Violência adia plano de retorno

JOÃO BATISTA NATALI
DA REPORTAGEM LOCAL

Mahir Saleh Hussein, 59, é professor titular no Instituto de Física da USP e o mais graduado dos 150 a 250 iraquianos -as estimativas divergem- que imigraram nas últimas três décadas para o Brasil, época da ditadura de Saddam Hussein.
A instalação de um governo provisório em Bagdá é a seu ver um episódio irrelevante. "A transição está sendo feita para favorecer a reeleição de George W. Bush e será politicamente inócua e artificial", diz ele.
Outro iraquiano, Issan Mehan, 41, também de São Paulo, diz que "não vai acontecer nada, porque os americanos têm interesse em sugar ao máximo o petróleo", por meio de regimes com autonomia de fachada.
Faisal Hussein, 57, irmão de Mahir e engenheiro numa empresa paulistana, diz que 50% a 60% de seus compatriotas voltariam hoje ao Iraque, caso houvesse um mínimo de segurança. Não daria esse passo com a mulher e os dois filhos sem o fim dos atentados que tornam a vida no mínimo incerta para seus outros familiares -tem muitos primos e três irmãs em Bagdá.

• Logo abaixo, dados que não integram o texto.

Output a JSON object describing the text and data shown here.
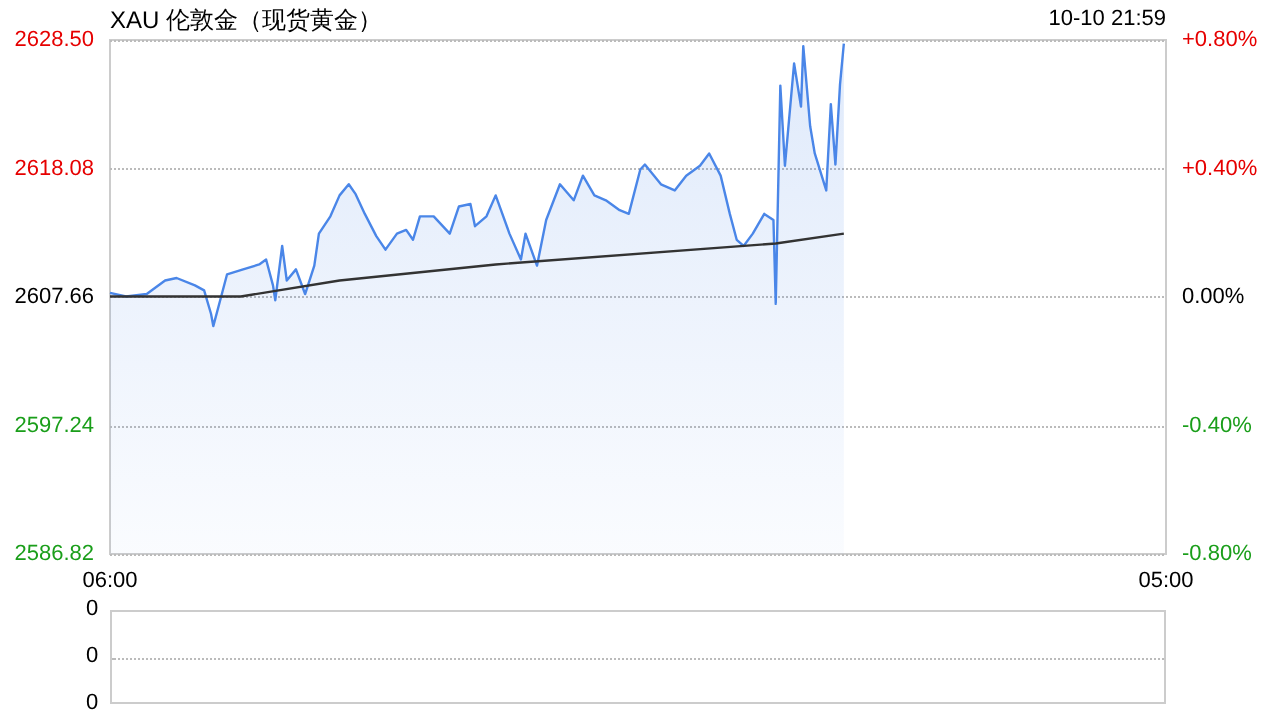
{
  "chart_data": [
    {
      "type": "area",
      "title": "XAU 伦敦金（现货黄金）",
      "annotations": [
        "10-10 21:59"
      ],
      "xlim": [
        "--10-10T06:00",
        "--10-11T05:00"
      ],
      "xticks": [
        {
          "value": "--10-10T06:00",
          "label": "06:00"
        },
        {
          "value": "--10-11T05:00",
          "label": "05:00"
        }
      ],
      "ylim": [
        2586.82,
        2628.5
      ],
      "yticks": [
        {
          "value": 2586.82,
          "label": "2586.82"
        },
        {
          "value": 2597.24,
          "label": "2597.24"
        },
        {
          "value": 2607.66,
          "label": "2607.66"
        },
        {
          "value": 2618.08,
          "label": "2618.08"
        },
        {
          "value": 2628.5,
          "label": "2628.50"
        }
      ],
      "y2lim": [
        -0.8,
        0.8
      ],
      "y2ticks": [
        {
          "value": -0.8,
          "label": "-0.80%"
        },
        {
          "value": -0.4,
          "label": "-0.40%"
        },
        {
          "value": 0,
          "label": "0.00%"
        },
        {
          "value": 0.4,
          "label": "+0.40%"
        },
        {
          "value": 0.8,
          "label": "+0.80%"
        }
      ],
      "grid": "y",
      "marker": "none",
      "line_style": "solid",
      "series": [
        {
          "color": "#4a86e8",
          "x": [
            "--10-10T06:00",
            "--10-10T06:21",
            "--10-10T06:48",
            "--10-10T07:12",
            "--10-10T07:27",
            "--10-10T07:51",
            "--10-10T08:03",
            "--10-10T08:12",
            "--10-10T08:15",
            "--10-10T08:24",
            "--10-10T08:33",
            "--10-10T08:54",
            "--10-10T09:15",
            "--10-10T09:24",
            "--10-10T09:33",
            "--10-10T09:36",
            "--10-10T09:45",
            "--10-10T09:51",
            "--10-10T10:03",
            "--10-10T10:15",
            "--10-10T10:27",
            "--10-10T10:33",
            "--10-10T10:48",
            "--10-10T11:00",
            "--10-10T11:12",
            "--10-10T11:21",
            "--10-10T11:33",
            "--10-10T11:48",
            "--10-10T12:00",
            "--10-10T12:15",
            "--10-10T12:27",
            "--10-10T12:36",
            "--10-10T12:45",
            "--10-10T13:03",
            "--10-10T13:24",
            "--10-10T13:36",
            "--10-10T13:51",
            "--10-10T13:57",
            "--10-10T14:12",
            "--10-10T14:24",
            "--10-10T14:42",
            "--10-10T14:57",
            "--10-10T15:03",
            "--10-10T15:18",
            "--10-10T15:30",
            "--10-10T15:48",
            "--10-10T16:06",
            "--10-10T16:18",
            "--10-10T16:33",
            "--10-10T16:48",
            "--10-10T17:06",
            "--10-10T17:18",
            "--10-10T17:33",
            "--10-10T17:39",
            "--10-10T18:00",
            "--10-10T18:18",
            "--10-10T18:33",
            "--10-10T18:51",
            "--10-10T19:03",
            "--10-10T19:18",
            "--10-10T19:30",
            "--10-10T19:39",
            "--10-10T19:48",
            "--10-10T20:00",
            "--10-10T20:15",
            "--10-10T20:27",
            "--10-10T20:30",
            "--10-10T20:36",
            "--10-10T20:42",
            "--10-10T20:54",
            "--10-10T21:03",
            "--10-10T21:06",
            "--10-10T21:15",
            "--10-10T21:21",
            "--10-10T21:36",
            "--10-10T21:42",
            "--10-10T21:48",
            "--10-10T21:54",
            "--10-10T21:59"
          ],
          "values": [
            2608.0,
            2607.7,
            2607.9,
            2609.0,
            2609.2,
            2608.6,
            2608.2,
            2606.3,
            2605.3,
            2607.4,
            2609.5,
            2609.9,
            2610.3,
            2610.7,
            2608.6,
            2607.4,
            2611.8,
            2609.0,
            2609.9,
            2607.9,
            2610.2,
            2612.8,
            2614.2,
            2615.9,
            2616.8,
            2616.0,
            2614.4,
            2612.6,
            2611.5,
            2612.8,
            2613.1,
            2612.3,
            2614.2,
            2614.2,
            2612.8,
            2615.0,
            2615.2,
            2613.4,
            2614.2,
            2615.9,
            2612.8,
            2610.7,
            2612.8,
            2610.2,
            2613.9,
            2616.8,
            2615.5,
            2617.5,
            2615.9,
            2615.5,
            2614.7,
            2614.4,
            2618.0,
            2618.4,
            2616.8,
            2616.3,
            2617.5,
            2618.3,
            2619.3,
            2617.5,
            2614.4,
            2612.3,
            2611.8,
            2612.8,
            2614.4,
            2613.9,
            2607.1,
            2624.8,
            2618.3,
            2626.6,
            2623.1,
            2628.0,
            2621.5,
            2619.3,
            2616.3,
            2623.3,
            2618.4,
            2624.9,
            2628.2
          ]
        },
        {
          "type": "line",
          "color": "#333333",
          "x": [
            "--10-10T06:00",
            "--10-10T08:51",
            "--10-10T11:00",
            "--10-10T14:24",
            "--10-10T20:30",
            "--10-10T21:59"
          ],
          "values": [
            2607.7,
            2607.7,
            2609.0,
            2610.3,
            2612.0,
            2612.8
          ]
        }
      ]
    },
    {
      "type": "other",
      "annotations": [
        "0",
        "0",
        "0"
      ]
    }
  ]
}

Ayade al Samari, 42, que mora no interior do Paraná, pensa do mesmo jeito. "Só volto se a situação por lá melhorar. É um país destruído, e por lá a economia não funciona."
Samari diz que o problema não está apenas nos atentados dos insurgentes. Há também as ondas de prisão efetuadas pelos americanos. Um parente seu, relata, foi preso há mais de um ano e até hoje a família não sabe se haverá julgamento.

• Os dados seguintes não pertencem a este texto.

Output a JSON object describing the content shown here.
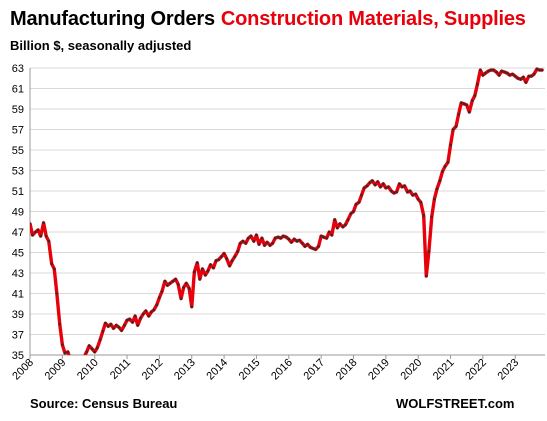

"As pessoas ficam presas três, seis ou oito meses. Depois são soltas sem que saibam as razões da suspeita", afirma. Adversário da ditadura deposta de Saddam, ele não acredita que a queda do antigo regime seja sinônimo no Iraque de mais liberdade.
Mahir Saleh Hussein não pensa em voltar. Chegou ao Brasil em 1972. Naturalizou-se brasileiro. Ele hoje integra um grupo de expatriados que pressiona para que o ensino superior de seu país de origem volte a funcionar. Aceitaria passar um longo período em Bagdá, mas como professor convidado.
A ditadura acabou, mas a segurança interna está pior, diz ele. Exemplifica com o caso de uma de suas irmãs. Ela trabalhava como engenheira numa instituição de pesquisa sobre energia solar. Perdeu o emprego nos anos 80, depois da prisão do marido, suspeito de simpatias pelo Irã, com o qual o Iraque estava na época em guerra.
Emigrou para a Líbia. Quando os americanos invadiram seu país, tomou fôlego e voltou. Encontrou um emprego de secretária, distante de sua casa. Pediu demissão por causa dos atentados cometidos nas regiões de Bagdá obrigada a atravessar.
"Prefiro morrer de fome a continuar a arriscar a minha vida", desabafou ela a familiares.
O professor da USP doutorou-se nos EUA e, depois de mudar para São Paulo, voltou ao Iraque quatro vezes para visitar familiares, a última delas ainda durante a ditadura.